Hi TPU, been a long time since I posted here. I'm not much into computers and tech any more but do still game once in a while, and in a gaming forum I frequent, the superiority of sound cards over motherboard-integrated sound was brought up. This was specifically in regards to sound _quality_. But what about latency?

What I mean is this: if you are playing a fast-paced multiplayer FPS game, and another player makes a sound, will that sound make it to your speakers a little faster or slower based on whether you have discrete or integrated sound? Much in the same way that one might ask which monitor has more input lag, I'm asking which type of audio device introduces more latency, because the human brain processes audio more quickly than it processes visual signals, making any latency in the audio stream undesirable.

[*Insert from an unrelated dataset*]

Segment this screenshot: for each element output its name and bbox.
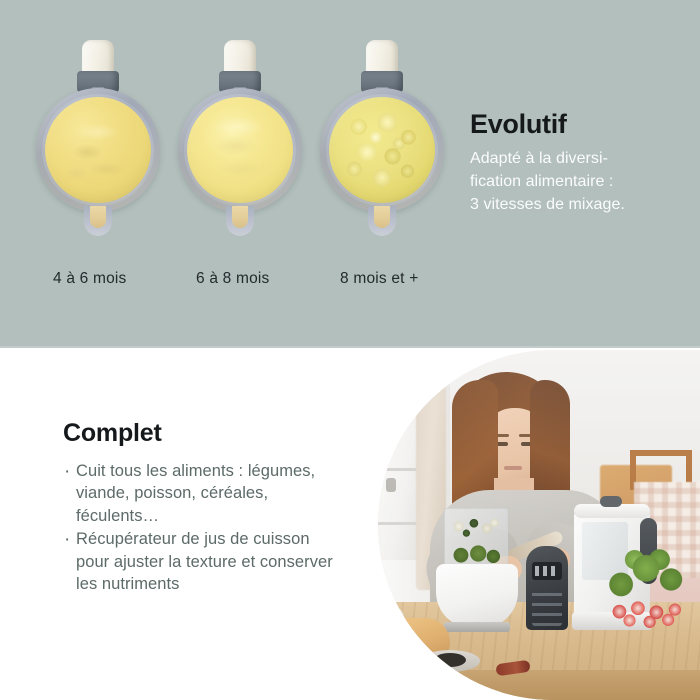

My thinking is that it will probably depend on architecture and bus (is the posited sound card connected via PCI, PCI Express, maybe even USB?—let's stick to internal sound cards for this discussion). But it seems to me that there'd be a tendency for integrated sound to be lower-latency in most modern systems. Am I wrong?

I'm also thinking the difference is probably inconsequential. This is primarily a theoretical discussion about latency, but it would be more practical if anyone could put into perspective just how big the latency difference, if any, might be. Bear in mind that the focus here is on latency, independent of other aspects of sound (e.g. sound "quality" and CPU usage). I don't mind if this goes off-topic but would like to talk about latency above all.

Thanks!


----------



## jihadjoe (Aug 1, 2013)

I think a bigger difference will be on whether the audio makes its way through the standard windows audio path, or if you your application (or game) can interface directly with the sound device via ASIO or WASAPI.

From what I understand, windows audio takes in all audio streams, converts them to 32-bit (384 khz?) in order to do volume and mixing before finally outputting to the sound device. All this processing can add a significant amount of latency. OTOH, data sent over via ASIO more or less gets directly to the device.


----------



## TIGR (Aug 1, 2013)

The discussion that originally made me wonder this was about CoD4 which I suppose does goes through Windows audio. I'm using Windows 7 and integrated Realtek sound and when I go to the Windows mixer I can set CoD4 levels. This brings up another question: does using Realtek "enhancements" like Loudness Equalization and Bass Management add significant latency?


----------



## Frick (Aug 1, 2013)

For general use/playback I can't imagine it being a tangible difference, no matter how fast the game is. We're talking milliseconds.

For _recording_ however, it matters a lot.


----------



## rtwjunkie (Aug 1, 2013)

Like Frick said, the speed will be an inconsequential difference between discrete or integrated.  The primary difference, IF you use a quality soundcard, would be the clarity of the sound and boosted sound levels.  At least that's always been my experience.  It's really an individual preference.


----------